Shelton got technical on the topic.

"There are times when we get on and off the fastball, and that happens throughout the count, and then we’ll see ourselves take fastballs with two strikes or we’ll take one early in the count," he explained. "When you don’t stay on the fastball, it leads to timing and other issues. I think that’s been the one thing that’s probably been the most inconsistent." 
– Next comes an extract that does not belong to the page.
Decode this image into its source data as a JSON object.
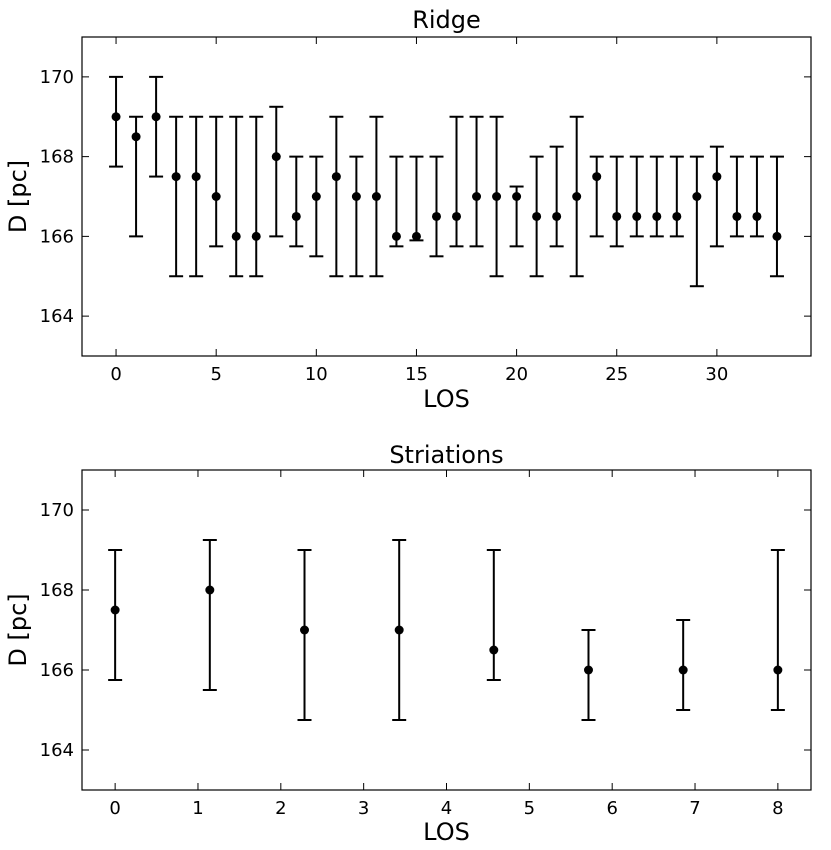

And the technical solution?

“I think there’s a lot of things that get guys off the fastball. The first thing is there’s more breaking balls thrown than there are fastballs thrown in the game, and that’s the way it’s trending. But if you don’t hit the fastball, you don’t give yourself an opportunity to hit anything else. So you have to stay on the fastball. Secondly, when you struggle offensively, there’s millions of things that go through your mind on a daily basis. Having been a hitting coach, I know that and the psychology of it. Every day, I think Rick and Rabs are challenging our guys to stay consistent and not let that vacillate."

It was at that point that Shelton laughed at his usage of a 50-cent word. A few hours later, his players swung at fastballs with bad intentions, laid off most everything else, and hammered home a victory. Doesn't have to be that hard.